The Kerry County Board of the Gaelic Athletic Association (GAA) (or Kerry GAA), one of the 32 county boards of the GAA in Ireland, and responsible for Gaelic games in County Kerry, organises sports competitions for the county's clubs. Leagues and Championships are played. The competitions are organised from senior to under-age level. The following is a list of such competitions.

Football

Senior Football Championship
The Kerry Senior Football Championship is the top level football competition in Kerry.

The Kerry County Club Championship is a competition between the clubs (excluding divisions), who participate in the Kerry Senior Football Championship.

Intermediate Football Championship
The Kerry Intermediate Football Championship is the second level football competition in Kerry.

Junior Football Championship
The Kerry Junior Football Championship is the third level football competition in Kerry.

Novice Football Championship
The Kerry Novice Football Championship is the fourth level football competition in Kerry.            
Novice Finalists
1994 Na Gaeil 1:12 Ballydonoghue 1:10
1995 Firies.     2:07 St Michaels/Foilmore 1:08
1996 Finuge.  0:09 Dromid Pearses.          0:07
1997 Knocknagashel 1:10 St Michaels/Foilmore 1:07
1998 St Michaels/Foilmore 1:12 Dromid Pearses 1:05
1999 Dromid Pearses 3:13 Listry 1:04
2000 Keel 1:08 Renard 0:05
2001 Renard 0:15 Tousist 0:11
2002 Duagh 0:11 Listry 0:05
2003 Keel 1:08 Beale 0:05
2004 Glenbeigh/Glencar 2:05 Churchill 1:06
2005 Beale 1:13 Tousist 0:15
2006 Moyvane 2:13 Na Gaeil 1:09
2007 Cromane 0:11 Ballydonghue 2:03
2008 Tousist 1:06 Scartaglin 0:07
2009 Churchill 3:06 Brosna 1:09
2010 Na Gaeil 1:10 Listry 0:09
2011 Brosna 1:09 Scartaglin 0:11
2012 Scartaglin 1:09 Lios Póil 0:05
2013 Templenoe 2:15 Listry 2:13
2014 Listry 0:15 Lios Póil 1:11
2015 St Senans 1:10 Lios Póil 1:09
In 2016, The Kerry Club Championships were restructured, with immediate effects on the naming of several competitions. The Junior Championship was renamed the Premier Junior, Novice was renamed the Junior Championship and the Novice Shield became the Novice Championship.
2016 Fossa 2:12 Beale 0:08
2017 Listry 2:12 Castlegregory 2:11
2018 Lios Póil 1:11 Beale 1:08

Underage

Kerry Under-21 Football Championship
This is the highest level competition for the under-21s.

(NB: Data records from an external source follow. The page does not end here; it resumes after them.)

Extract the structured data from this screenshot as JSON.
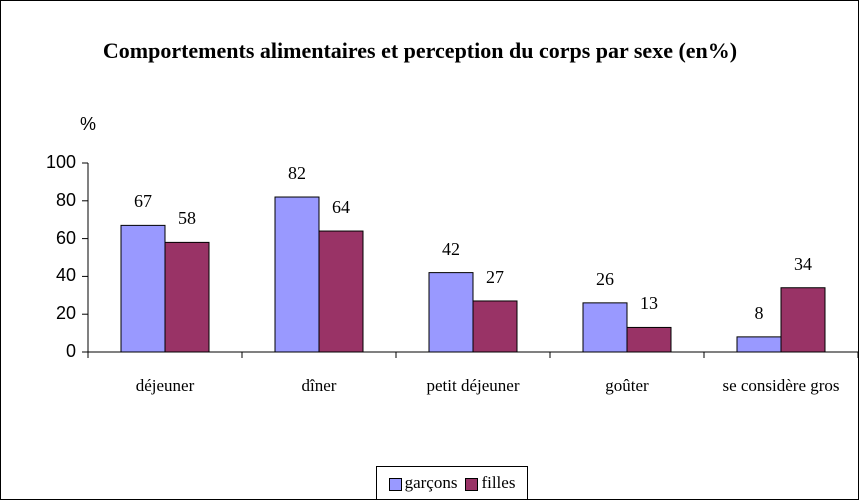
{
  "chart_data": {
    "type": "bar",
    "title": "Comportements alimentaires et perception du corps par sexe (en%)",
    "y_label": "%",
    "categories": [
      "déjeuner",
      "dîner",
      "petit déjeuner",
      "goûter",
      "se considère gros"
    ],
    "series": [
      {
        "name": "garçons",
        "color": "#9999ff",
        "values": [
          67,
          82,
          42,
          26,
          8
        ]
      },
      {
        "name": "filles",
        "color": "#993366",
        "values": [
          58,
          64,
          27,
          13,
          34
        ]
      }
    ],
    "ylim": [
      0,
      100
    ],
    "yticks": [
      0,
      20,
      40,
      60,
      80,
      100
    ],
    "grid": false,
    "legend": "bottom"
  }
}
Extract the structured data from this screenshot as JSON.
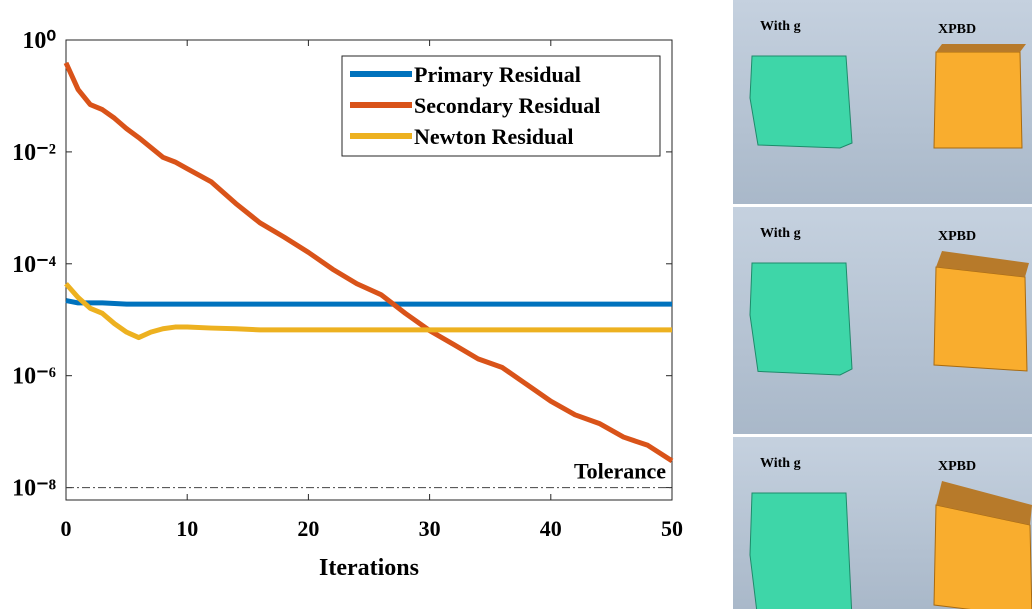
{
  "chart_data": {
    "type": "line",
    "xlabel": "Iterations",
    "x": [
      0,
      1,
      2,
      3,
      4,
      5,
      6,
      7,
      8,
      9,
      10,
      12,
      14,
      16,
      18,
      20,
      22,
      24,
      26,
      28,
      30,
      32,
      34,
      36,
      38,
      40,
      42,
      44,
      46,
      48,
      50
    ],
    "series": [
      {
        "name": "Primary Residual",
        "color": "#0072bd",
        "values": [
          2.2e-05,
          2e-05,
          2e-05,
          2e-05,
          1.95e-05,
          1.9e-05,
          1.9e-05,
          1.9e-05,
          1.9e-05,
          1.9e-05,
          1.9e-05,
          1.9e-05,
          1.9e-05,
          1.9e-05,
          1.9e-05,
          1.9e-05,
          1.9e-05,
          1.9e-05,
          1.9e-05,
          1.9e-05,
          1.9e-05,
          1.9e-05,
          1.9e-05,
          1.9e-05,
          1.9e-05,
          1.9e-05,
          1.9e-05,
          1.9e-05,
          1.9e-05,
          1.9e-05,
          1.9e-05
        ]
      },
      {
        "name": "Secondary Residual",
        "color": "#d95319",
        "values": [
          0.39,
          0.13,
          0.07,
          0.057,
          0.04,
          0.026,
          0.018,
          0.012,
          0.008,
          0.0066,
          0.005,
          0.0029,
          0.0012,
          0.00054,
          0.0003,
          0.00016,
          8e-05,
          4.4e-05,
          2.8e-05,
          1.3e-05,
          6.4e-06,
          3.6e-06,
          2e-06,
          1.4e-06,
          7e-07,
          3.5e-07,
          2e-07,
          1.4e-07,
          8e-08,
          5.7e-08,
          3e-08
        ]
      },
      {
        "name": "Newton Residual",
        "color": "#edb120",
        "values": [
          4.4e-05,
          2.5e-05,
          1.6e-05,
          1.3e-05,
          8.5e-06,
          6e-06,
          4.8e-06,
          6e-06,
          6.9e-06,
          7.4e-06,
          7.4e-06,
          7.1e-06,
          6.9e-06,
          6.6e-06,
          6.6e-06,
          6.6e-06,
          6.6e-06,
          6.6e-06,
          6.6e-06,
          6.6e-06,
          6.6e-06,
          6.6e-06,
          6.6e-06,
          6.6e-06,
          6.6e-06,
          6.6e-06,
          6.6e-06,
          6.6e-06,
          6.6e-06,
          6.6e-06,
          6.6e-06
        ]
      }
    ],
    "xlim": [
      0,
      50
    ],
    "xticks": [
      0,
      10,
      20,
      30,
      40,
      50
    ],
    "ylim": [
      6e-09,
      1
    ],
    "log_y": true,
    "yticks": [
      {
        "value": 1,
        "label": "10⁰"
      },
      {
        "value": 0.01,
        "label": "10⁻²"
      },
      {
        "value": 0.0001,
        "label": "10⁻⁴"
      },
      {
        "value": 1e-06,
        "label": "10⁻⁶"
      },
      {
        "value": 1e-08,
        "label": "10⁻⁸"
      }
    ],
    "tolerance": {
      "value": 1e-08,
      "label": "Tolerance"
    },
    "legend": "upper right"
  },
  "panels": [
    {
      "left": "With g",
      "right": "XPBD"
    },
    {
      "left": "With g",
      "right": "XPBD"
    },
    {
      "left": "With g",
      "right": "XPBD"
    }
  ]
}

Kerry Minor Football Championship
This is the highest level competition for the under-18s.

Hurling

Senior Hurling Championships
The Kerry Senior Hurling Championship is the top level hurling competition in Kerry.

Intermediate Hurling Championship
The Kerry Intermediate Hurling Championship is the second level hurling competition in Kerry.

Junior Hurling Championship
The Kerry Junior Hurling Championship is the third level hurling competition in Kerry

Underage

Kerry Under-21 Hurling Championship
This is the highest level competition for the under-21s.

Kerry Minor Hurling Championship
This is the highest level competition for the under-18s.